THE WOMAN who led a transformation in the fortunes of a struggling secondary school has been rewarded with the permanent headship.

In 2013, St. Antony's Catholic College, Urmston was deemed inadequate by Ofsted inspectors, who reported that "this is a school that has serious weaknesses".

Fiona Wright, formerly deputy head at Altrincham Catholic Grammar School, was drafted in to undertake a 'root and branch reform' of the school.

Now it is considered one of Greater Manchester's most improved schools.

Mrs Wright, who lives a stone's throw from the Catholic school in Urmston, said she is “honoured” to have been permanently appointed as the new Headteacher.

She is confident that the school is now on the right track after suffering from years of underperformance.

She said: “This year I can confidently predict, based on our own historically accurate evaluation, our best ever results in English and Mathematics.

“It is more difficult to predict results for other subjects because they will be new exams this year, but across the subjects where a benchmark has already been set, we know this will be a record year.

"I would have no hesitation in sending my own children here now."

The school has struggled in recent years and was one of the lowest performing secondary schools in the borough.

In the latest Ofsted report, inspectors said the school still 'required improvement' but Mrs Wright is confident that the 'serious weaknesses' cited in their report have since been rectified.

Since her arrival as acting head, the school has transformed its approach to behaviour, lesson content and pupil progress. She said this has been achieved by "developing the college's culture and monitoring systems to deliver significant year on year progress".

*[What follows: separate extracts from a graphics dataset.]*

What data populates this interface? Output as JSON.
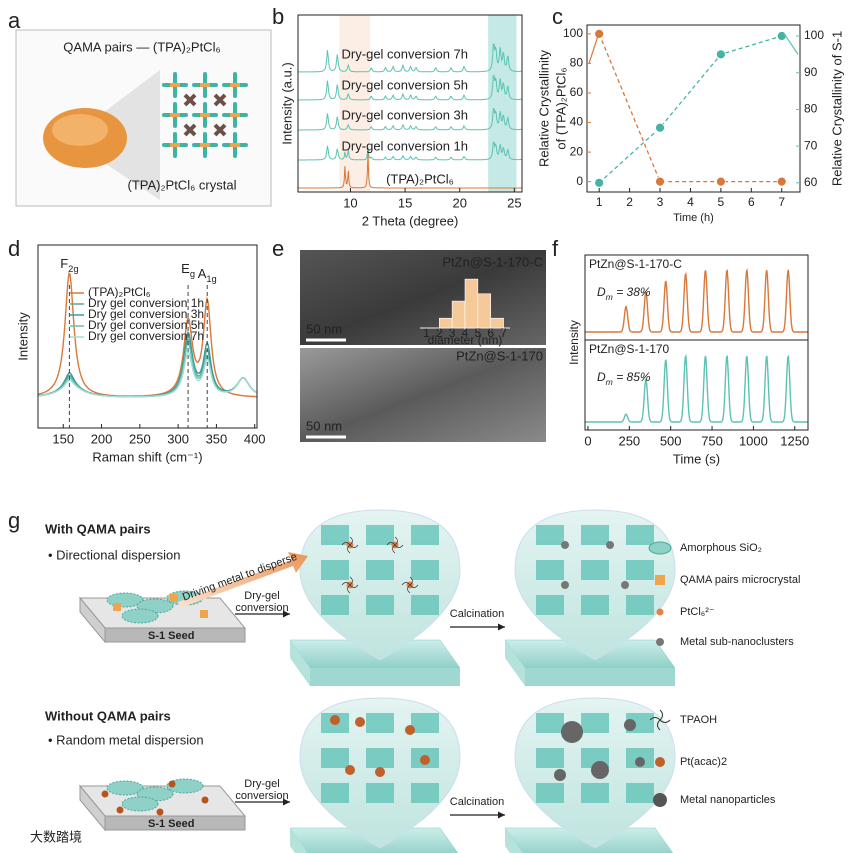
{
  "panel_labels": [
    "a",
    "b",
    "c",
    "d",
    "e",
    "f",
    "g"
  ],
  "a": {
    "title": "QAMA pairs — (TPA)₂PtCl₆",
    "caption": "(TPA)₂PtCl₆ crystal"
  },
  "b": {
    "xlabel": "2 Theta (degree)",
    "ylabel": "Intensity (a.u.)",
    "xlim": [
      5.2,
      25.7
    ],
    "xticks": [
      10,
      15,
      20,
      25
    ],
    "traces": [
      "Dry-gel conversion 7h",
      "Dry-gel conversion 5h",
      "Dry-gel conversion 3h",
      "Dry-gel conversion 1h",
      "(TPA)₂PtCl₆"
    ]
  },
  "c": {
    "type": "line",
    "xlabel": "Time (h)",
    "ylabel": [
      "Relative Crystallinity",
      "of (TPA)₂PtCl₆"
    ],
    "y2label": "Relative Crystallinity of S-1",
    "x": [
      1,
      3,
      5,
      7
    ],
    "xlim": [
      0.6,
      7.6
    ],
    "xticks": [
      1,
      2,
      3,
      4,
      5,
      6,
      7
    ],
    "ylim": [
      -7,
      106
    ],
    "yticks": [
      0,
      20,
      40,
      60,
      80,
      100
    ],
    "y2lim": [
      57.5,
      103
    ],
    "y2ticks": [
      60,
      70,
      80,
      90,
      100
    ],
    "series": [
      {
        "color": "#d9783a",
        "values": [
          100,
          0,
          0,
          0
        ]
      },
      {
        "color": "#45b3a4",
        "axis": "y2",
        "values": [
          60,
          75,
          95,
          100
        ]
      }
    ]
  },
  "d": {
    "xlabel": "Raman shift (cm⁻¹)",
    "ylabel": "Intensity",
    "xlim": [
      117,
      403
    ],
    "xticks": [
      150,
      200,
      250,
      300,
      350,
      400
    ],
    "peaks": [
      {
        "base": "F",
        "sub": "2g"
      },
      {
        "base": "E",
        "sub": "g"
      },
      {
        "base": "A",
        "sub": "1g"
      }
    ],
    "legend": [
      "(TPA)₂PtCl₆",
      "Dry gel conversion 1h",
      "Dry gel conversion 3h",
      "Dry gel conversion 5h",
      "Dry gel conversion 7h"
    ]
  },
  "e": {
    "top_label": "PtZn@S-1-170-C",
    "bottom_label": "PtZn@S-1-170",
    "scale_bar": "50 nm",
    "inset_xlabel": "diameter (nm)",
    "inset_xticks": [
      1,
      2,
      3,
      4,
      5,
      6,
      7
    ],
    "inset_bins": [
      2,
      3,
      4,
      5,
      6,
      7
    ],
    "inset_counts": [
      8,
      22,
      40,
      28,
      8
    ]
  },
  "f": {
    "xlabel": "Time (s)",
    "ylabel": "Intensity",
    "xlim": [
      -18,
      1330
    ],
    "xticks": [
      0,
      250,
      500,
      750,
      1000,
      1250
    ],
    "top": {
      "label": "PtZn@S-1-170-C",
      "dm": {
        "base": "D",
        "sub": "m",
        "rest": " = 38%"
      }
    },
    "bottom": {
      "label": "PtZn@S-1-170",
      "dm": {
        "base": "D",
        "sub": "m",
        "rest": " = 85%"
      }
    }
  },
  "g": {
    "with_title": "With QAMA pairs",
    "with_note": "• Directional dispersion",
    "arrow_text": "Driving  metal to disperse",
    "seed": "S-1 Seed",
    "step1": [
      "Dry-gel",
      "conversion"
    ],
    "step2": "Calcination",
    "without_title": "Without QAMA pairs",
    "without_note": "• Random metal dispersion",
    "legend": [
      "Amorphous SiO₂",
      "QAMA pairs microcrystal",
      "PtCl₆²⁻",
      "Metal sub-nanoclusters",
      "TPAOH",
      "Pt(acac)2",
      "Metal nanoparticles"
    ],
    "watermark": "大数踏境"
  }
}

Mrs Wright said: “When I arrived the staff were demoralised. They had been trying hard and putting on a brave face, but the school was a long way from where it needed to be.

"We started to implement change in two key areas. First, and most importantly, our goal was to improve behaviour, because poor behaviour in class, in the corridors and outside of school, was denying all the pupils their opportunity to learn.

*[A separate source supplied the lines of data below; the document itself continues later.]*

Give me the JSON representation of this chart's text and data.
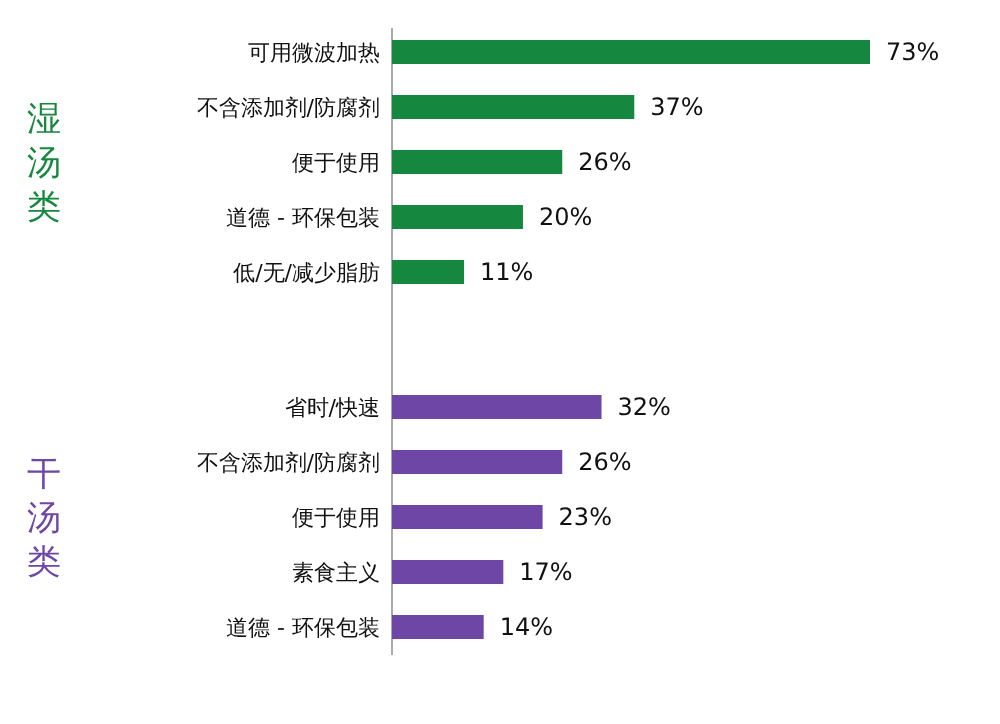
{
  "chart_data": {
    "type": "bar",
    "orientation": "horizontal",
    "categories": [
      "可用微波加热",
      "不含添加剂/防腐剂",
      "便于使用",
      "道德 - 环保包装",
      "低/无/减少脂肪",
      "省时/快速",
      "不含添加剂/防腐剂",
      "便于使用",
      "素食主义",
      "道德 - 环保包装"
    ],
    "series": [
      {
        "name": "湿汤类",
        "color": "#16873f",
        "values": [
          73,
          37,
          26,
          20,
          11,
          null,
          null,
          null,
          null,
          null
        ],
        "value_labels": [
          "73%",
          "37%",
          "26%",
          "20%",
          "11%",
          null,
          null,
          null,
          null,
          null
        ]
      },
      {
        "name": "干汤类",
        "color": "#6e46a6",
        "values": [
          null,
          null,
          null,
          null,
          null,
          32,
          26,
          23,
          17,
          14
        ],
        "value_labels": [
          null,
          null,
          null,
          null,
          null,
          "32%",
          "26%",
          "23%",
          "17%",
          "14%"
        ]
      }
    ]
  }
}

“Before working at Loreto I had been the assistant head at Chorlton High School, so I took a team there, to see how a school with a similar catchment area, handled behavioural issues and we modified their systems for St. Antony's.

“Then we had to look to improve the quality of teaching and being able to provide lessons that engaged and enthused all ability levels using much of what I had learned at Loreto to empower the staff to be confident, charismatic classroom practitioners.”

Fiona, who was born and raised in Liverpool, attended the Catholic comprehensive Sacred Heart in Crosby, before taking a business degree at Staffordshire University.

She said much of St. Antony's success can be attributed to its heartfelt Catholic values.

She said: “This is a diverse and inclusive school where over half of our intake are non-Catholics, but gospel values are implicit in everything we do.

“I very much believe in the principle of servant leadership. Jesus was our servant and regarding yourself as the servant of those for whom you are responsible is at the heart of my and St. Antony's approach.”

Married with two teenage daughters and her niece, who became part of the family after Fiona's sister died four years ago, Fiona has little time for anything outside her job and her family.

She added: “I have a husband and three children to love and care for, as well as a dog and an all consuming job that I am passionate about.

"There really isn't time for anything more and I wouldn't want it any other way."

Talented young artists at St. Antony’s have recently finished putting the finishing touches to a major public artwork to celebrate the 70th anniversary of the National Health Service.

The bespoke Urmston Mural was unveiled in the town centre on Thursday, July 5 by Kate Green, MP for Stretford and Urmston.